INSTITUTE BENJAMENTA
or This Dream People Call Human Life
Gottfried John / Alice Krige / Mark Rylance / Daniel Smith / Joseph Alessi / Jonathan Stone / Ceasar Sarachu / Peter Lovstrom / Uri Roodner / Based on the novel ‘Jakob von Gunten’ by Robert Walser / Art Direction Alison Riva / Costume Design Nicky Gillbrand / Production Design Jennifer Kernke / Editor Larry Sider / Original Soundtrack Lech Jankowski / Producer Karl Baumgartner / Directors The Quay Brothers
The thing about the Brothers Quay, is that their films can be taken in two quite different, though equally legitimate ways.
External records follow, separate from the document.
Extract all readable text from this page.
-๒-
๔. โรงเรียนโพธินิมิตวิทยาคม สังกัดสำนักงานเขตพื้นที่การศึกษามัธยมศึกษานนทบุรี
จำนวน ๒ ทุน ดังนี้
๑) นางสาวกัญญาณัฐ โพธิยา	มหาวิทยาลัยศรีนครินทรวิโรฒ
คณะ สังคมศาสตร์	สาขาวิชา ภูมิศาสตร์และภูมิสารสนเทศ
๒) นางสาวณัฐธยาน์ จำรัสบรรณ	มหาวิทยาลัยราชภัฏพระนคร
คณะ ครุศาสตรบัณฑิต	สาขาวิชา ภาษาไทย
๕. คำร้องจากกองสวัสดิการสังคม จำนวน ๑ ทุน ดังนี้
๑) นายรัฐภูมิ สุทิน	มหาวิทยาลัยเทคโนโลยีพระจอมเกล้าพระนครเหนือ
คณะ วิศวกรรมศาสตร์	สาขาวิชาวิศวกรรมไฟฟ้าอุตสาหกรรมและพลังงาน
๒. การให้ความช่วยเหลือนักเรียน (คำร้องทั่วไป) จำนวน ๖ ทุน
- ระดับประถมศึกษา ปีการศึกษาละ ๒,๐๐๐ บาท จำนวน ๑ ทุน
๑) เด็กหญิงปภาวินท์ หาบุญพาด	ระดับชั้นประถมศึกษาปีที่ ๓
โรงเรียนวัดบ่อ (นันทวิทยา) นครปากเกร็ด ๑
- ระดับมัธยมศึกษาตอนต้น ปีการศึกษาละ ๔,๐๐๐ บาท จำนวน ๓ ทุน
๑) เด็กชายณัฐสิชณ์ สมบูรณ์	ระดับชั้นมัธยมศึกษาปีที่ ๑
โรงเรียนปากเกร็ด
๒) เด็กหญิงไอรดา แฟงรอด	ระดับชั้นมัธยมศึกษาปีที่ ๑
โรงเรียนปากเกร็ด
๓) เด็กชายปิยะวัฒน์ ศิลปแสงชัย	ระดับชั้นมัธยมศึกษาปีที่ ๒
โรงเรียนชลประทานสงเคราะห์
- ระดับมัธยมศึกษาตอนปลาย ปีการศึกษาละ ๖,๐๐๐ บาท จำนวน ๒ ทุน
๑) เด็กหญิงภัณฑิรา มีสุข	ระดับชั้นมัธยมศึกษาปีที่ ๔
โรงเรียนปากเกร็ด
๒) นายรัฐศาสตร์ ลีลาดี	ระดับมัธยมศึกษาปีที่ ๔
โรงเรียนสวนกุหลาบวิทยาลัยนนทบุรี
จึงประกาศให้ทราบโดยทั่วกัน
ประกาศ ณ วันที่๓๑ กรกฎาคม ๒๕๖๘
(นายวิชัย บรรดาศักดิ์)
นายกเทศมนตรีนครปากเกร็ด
That is, as deeply profound pieces, with a haunting intensity of perception.. or a collection of disparate moments that ultimately mean sod all.. either way, the result is beautiful and sublime. To be honest, on the whole I’ve never been all that keen on their stop-frame shorts, as blasphemous as that is to admit, given the brothers iconic status in the animation world, but they’re just a little too pretentious for my liking. That brand of Eastern European animation was pretty draining even in it’s original form, let alone in regurgitated homage. You just know the Quay boys collected milk-bottle tops, went into rhapsodies over spinning toys and purposefully broke the keys on the family piano, just to delight in off notes. Institute Benjamenta uses some of the same imagery and stop-frame effects, but manages to work in harmony with the actors, and resonates with a steady rhythm that is quite hypnotic, weaving a dream-like sensation that both embraces and disturbs in equal fashion.
We enter the Institute with Gottfried John, who seeks to learn ‘the divine duty of the servant’, along with a band of oddball potential butlers and waiters. The high point of the film is Alice Krige (yes, ST:TNG’s Borg Queen) as the incredibly sensuous Headmistress, dressed in pure white corset and a quite worrying riding crop that appears to be made from a goat’s hoof. Krige floats about her scenes with a preternatural grace, small traces of ecstatic electricity emerging in flickers across her powerfully emotive features.. or are they almost blank? Odd how those two are so closely realated. There’s a quite direct link to Pabst’s Diary of a Lost Girl, with it’s sado-masachistic-lesbian Fraulein, holding sway over The Home for Lost Girls’. Whilst Pabst chose the Avant-garde dancer Valeska Gert for the role (probably the single most disturbing performance of the entire Silent period), here in contrast we have the strikingly beautiful Alice Krige (though no less disturbing a force). The Brothers Quay clearly reference Pabst, but change the dynamic somewhat by making the pupils male, and somewhat complicit in their subordinacy to this dominatrix. Also add in for good measure, a dash or two of both the 1931 Maedchen in Uniform, and it’s ’58 remake with Romy Schneider.. ‘What is it’s strange appeal? Why does it stir the emotions?’
There’s very little point in overanalysing much more of the plot, other than to say that we journey into the labyrinthine bowels of the Institute, and weave about the increasingly palpable eroticism of Alice Krige’s performance. It’s a prose piece that dwells in a continual dreamstate, the world glimpsed giddily through an eternally smokey filter.. how do the Brothers Quay put it? Oh, yes, through ‘a dusty window pane.’ The lighting really is exquisite, showing a subtlety that Pabst and Josef von Sternberg would have applauded, treating Alice Krige like a flood-lit Louise Brooks, or a stoic Dietrich, whilst stepping into a Victorian box of curiosities.
‘I should never let myself be rescued.. nor shall I ever rescue anybody.’
‘The divine duty of servants..’
‘Sometimes more life dwells in the opening of a door than in a question. Past and future circle about us. Now we know more.. now we know less.’